Continuing the past discussion on authorship issues, I've been considering the questions: at what point has a person involved in the project done so little work that they should not be included as an author? For today's post, let's not consider the case of advisors, which is arguably a special case that should be considered separately (and we will return to in a further post).
It's interesting that my preferred approach of alphabetical ordering of authors arguably makes this question thornier, since the tendency of alphabetical ordering to equalize the contribution among authors suggest that there should be a contribution threshold below which you should be removed as a co-author. This is probably still true under other ordering schemes as well, but it seems more striking under alphabetical ordering.
Having thought carefully about it, I've come to a firm conclusion: it seems like a challenging issue with no right answer. In spirit, I agree with David Eppstein's comment in the previous post:
"The rule I tend to follow is that there are no 1% coauthors. If you haven't contributed an idea that you can point to as part of the paper, or done some of the hard work of turning ideas into proofs, or done some of the implementation or data analysis, you don't get to be a co-author."

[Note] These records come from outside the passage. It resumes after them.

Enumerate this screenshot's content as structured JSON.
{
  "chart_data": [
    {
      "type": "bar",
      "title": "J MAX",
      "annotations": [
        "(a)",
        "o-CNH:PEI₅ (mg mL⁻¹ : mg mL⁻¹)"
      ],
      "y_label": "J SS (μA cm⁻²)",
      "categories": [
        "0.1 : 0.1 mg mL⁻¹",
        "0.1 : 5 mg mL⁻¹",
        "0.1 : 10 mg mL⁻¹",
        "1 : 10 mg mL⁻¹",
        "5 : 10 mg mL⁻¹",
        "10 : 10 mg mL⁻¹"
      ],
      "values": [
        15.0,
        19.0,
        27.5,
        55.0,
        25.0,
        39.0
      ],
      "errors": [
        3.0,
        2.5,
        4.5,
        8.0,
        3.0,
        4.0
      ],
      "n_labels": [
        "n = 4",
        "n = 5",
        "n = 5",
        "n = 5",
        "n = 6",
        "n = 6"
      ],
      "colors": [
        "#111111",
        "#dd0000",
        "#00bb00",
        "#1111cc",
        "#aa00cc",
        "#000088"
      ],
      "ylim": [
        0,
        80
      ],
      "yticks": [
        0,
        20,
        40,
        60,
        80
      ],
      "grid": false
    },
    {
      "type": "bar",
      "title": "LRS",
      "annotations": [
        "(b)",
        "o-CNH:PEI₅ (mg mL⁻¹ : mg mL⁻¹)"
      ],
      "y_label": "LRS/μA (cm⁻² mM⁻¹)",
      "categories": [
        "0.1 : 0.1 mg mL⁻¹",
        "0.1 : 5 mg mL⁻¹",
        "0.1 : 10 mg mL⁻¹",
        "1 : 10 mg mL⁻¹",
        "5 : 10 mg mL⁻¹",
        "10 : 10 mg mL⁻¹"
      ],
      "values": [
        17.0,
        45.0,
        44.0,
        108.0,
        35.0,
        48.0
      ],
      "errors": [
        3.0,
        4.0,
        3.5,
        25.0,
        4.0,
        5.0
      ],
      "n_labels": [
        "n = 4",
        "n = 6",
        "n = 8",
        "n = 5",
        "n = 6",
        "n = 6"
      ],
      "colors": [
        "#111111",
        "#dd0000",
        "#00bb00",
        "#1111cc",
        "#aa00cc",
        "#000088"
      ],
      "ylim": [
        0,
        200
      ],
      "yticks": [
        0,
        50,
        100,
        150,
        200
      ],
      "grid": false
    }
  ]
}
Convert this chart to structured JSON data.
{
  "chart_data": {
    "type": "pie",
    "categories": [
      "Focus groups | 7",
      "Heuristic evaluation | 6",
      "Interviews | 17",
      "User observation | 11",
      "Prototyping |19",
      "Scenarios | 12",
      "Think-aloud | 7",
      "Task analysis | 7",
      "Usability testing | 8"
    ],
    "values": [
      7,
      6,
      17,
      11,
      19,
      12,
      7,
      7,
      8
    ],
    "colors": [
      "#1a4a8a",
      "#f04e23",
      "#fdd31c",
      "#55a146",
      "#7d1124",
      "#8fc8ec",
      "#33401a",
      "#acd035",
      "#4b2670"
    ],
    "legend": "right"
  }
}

In practice, I've found it's a lot fuzzier. Sometimes the "idea" is the initial formulation of the problem, not the solution. Should that count as a contributed idea? Many papers, I find, boil down to one key idea, and the rest is just details. Four of you spend a bunch of time kicking around ideas that don't work, then one sees the idea that works, and the paper really writes itself from there. Should the other three not be co-authors? These aren't hypotheticals. I've been in situations where I've talked with someone about a problem, which I considered at that point "my" problem, with the idea that we would possibly work together on it, only to have them present me with a finished paper they were submitting on their own a few months later (apparently without realizing that I might be peeved by this). I've been in a situation where one co-author, after much dead-end work by everyone, came up with the key insight and then thought that the result should be a single-author paper. I'm sure I (and others) can come up with similarly unclear situations.
I recognize that, in both of these circumstances, one could argue that the other party was in the right. But it really doesn't matter who was right; in the end, these became people I would be very wary of working with in the future (and perhaps they felt the same of me). As we've discussed before, one of the great benefits of collaborating is establishing long-term collaborations over multiple problems. That didn't happen. What I've learned was that, in such situations, one should be clear ahead of time what the expectations are. Being clear when starting a collaboration about expectations might be a little awkward, but seems better than awkwardness later. If you're telling someone a problem and consider it from that point on a collaboration, tell them. I personally think the default assumption should be that if you're in the room on multiple occasions when working on a problem, you should be considered a co-author even if you're not the one to make the breakthrough, but if there's a reason that shouldn't be the case, somebody should speak up sooner rather than later. Different people may use different rules or guidelines for what they consider sufficient for co-authorship on a paper, and setting expectations is really the key.
As another story, I should admit I have been involved in a paper where I was a 1% contributor. I started working with a group on a problem, but it was a group in a distant location, and while I was there -- for a short period -- no progress was made. The group, with much more work, eventually solved the problem. I was asked by the senior author whether I wanted to be on the paper, and I declined. I thought a potentially awkward situation was handled perfectly by this senior author. They were up front that, as it turned out, I hadn't contributed tangibly to the paper, but were willing to accept that, in this case, it was an accident of circumstance rather than intent. I was glad they respected me enough to discuss it openly and leave it as my decision, even though in my mind the proper course was clear. (Indeed, in this case, I thought it was so clear I would not have been surprised or offended if they hadn't offered.) I assume that if I had decided otherwise I would have been a co-author on the paper without argument, and they would then have to consider that history in future dealings with me. I also think that, if I had said I wanted to be a co-author on the paper, it would have been appropriate for them to add me, because perhaps we had had different perceptions and expectations regarding the work.
In any case, I think the issue is a difficult one, made even more so because it's tied to quite directly to one's job performance, which tends to color self-perception. Perhaps others can add more clarity to the question in the comments.